Selten hat mich ein Land so tief berührt wie Kolumbien. Der Samen meiner Südamerika-Leidenschaft schlummert schon seit knapp 20 Jahren in mir. Nach meinem Studium war ich zum ersten Mal auf dem Kontinent. Damals bereitete ich mich erst im Flieger auf Kolumbien und meinen Ankunftsstadt Bogota vor. Sofort war mir klar – ich muss hier umgehend weg. Raus aus diesem unsicheren Land und schnell weiter.
Wie anders ist es heute! Ich kann gar nicht schnell genug zurück nach Kolumbien. Die Vielfalt an Natur, Landschaften, Städten, Farben und Menschen. So viele Eindrücke in nur 20 Tagen. So viele Unterschiede, so viele Erlebnisse und trotzdem alles so entspannt. Ich bin verliebt in das lateinamerikanische Land und seine herzoffenen Menschen.
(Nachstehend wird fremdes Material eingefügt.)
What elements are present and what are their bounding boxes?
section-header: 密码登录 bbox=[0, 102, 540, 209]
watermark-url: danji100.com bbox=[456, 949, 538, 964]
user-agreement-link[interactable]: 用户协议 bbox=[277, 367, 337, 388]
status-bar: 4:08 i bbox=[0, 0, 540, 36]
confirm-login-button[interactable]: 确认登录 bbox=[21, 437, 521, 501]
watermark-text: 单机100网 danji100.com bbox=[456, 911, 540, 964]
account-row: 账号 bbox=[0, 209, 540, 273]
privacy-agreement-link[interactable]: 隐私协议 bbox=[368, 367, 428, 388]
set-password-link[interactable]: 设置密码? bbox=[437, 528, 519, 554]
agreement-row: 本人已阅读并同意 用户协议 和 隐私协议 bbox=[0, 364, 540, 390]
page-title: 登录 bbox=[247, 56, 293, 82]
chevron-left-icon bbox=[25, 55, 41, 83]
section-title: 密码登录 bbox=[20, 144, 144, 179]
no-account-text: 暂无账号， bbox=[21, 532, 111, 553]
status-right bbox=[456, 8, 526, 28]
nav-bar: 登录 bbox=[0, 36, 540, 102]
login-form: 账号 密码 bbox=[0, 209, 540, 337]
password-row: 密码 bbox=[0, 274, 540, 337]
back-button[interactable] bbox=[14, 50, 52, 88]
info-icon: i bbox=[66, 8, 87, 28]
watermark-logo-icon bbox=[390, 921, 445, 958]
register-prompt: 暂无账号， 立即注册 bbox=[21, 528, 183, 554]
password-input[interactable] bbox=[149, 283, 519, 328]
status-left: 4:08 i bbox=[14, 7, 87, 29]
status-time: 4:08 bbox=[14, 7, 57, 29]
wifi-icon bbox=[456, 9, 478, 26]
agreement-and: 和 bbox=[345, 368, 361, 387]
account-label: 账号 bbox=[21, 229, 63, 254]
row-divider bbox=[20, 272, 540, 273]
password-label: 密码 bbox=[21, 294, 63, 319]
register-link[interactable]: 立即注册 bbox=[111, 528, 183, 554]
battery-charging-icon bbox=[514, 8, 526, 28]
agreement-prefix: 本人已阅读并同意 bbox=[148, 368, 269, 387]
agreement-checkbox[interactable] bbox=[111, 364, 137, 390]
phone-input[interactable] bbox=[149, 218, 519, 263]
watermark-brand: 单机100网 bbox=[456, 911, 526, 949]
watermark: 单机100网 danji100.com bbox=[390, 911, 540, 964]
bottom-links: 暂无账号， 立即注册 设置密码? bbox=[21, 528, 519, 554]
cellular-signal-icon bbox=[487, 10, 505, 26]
Ciudad Perdida | Kolumbien

Auslöser für die Reise nach Kolumbien war die Ciudad Perdida. Die verlorene Stadt. Von ihr erfuhr ich Weihnachten 2016 während meiner Wanderung zu Machu Picchu in Peru. Meine Mitwanderer erzählten von dem Weg durch den Dschungel und der Freundlichkeit der Kolumbianer. Und davon, dass man das Land, das lange unter der Gewalt rebellischer Kämpfe litt, nun bereisen könne. Zumal 2016 der Friedensvertrag mit der Farc geschlossen wurde.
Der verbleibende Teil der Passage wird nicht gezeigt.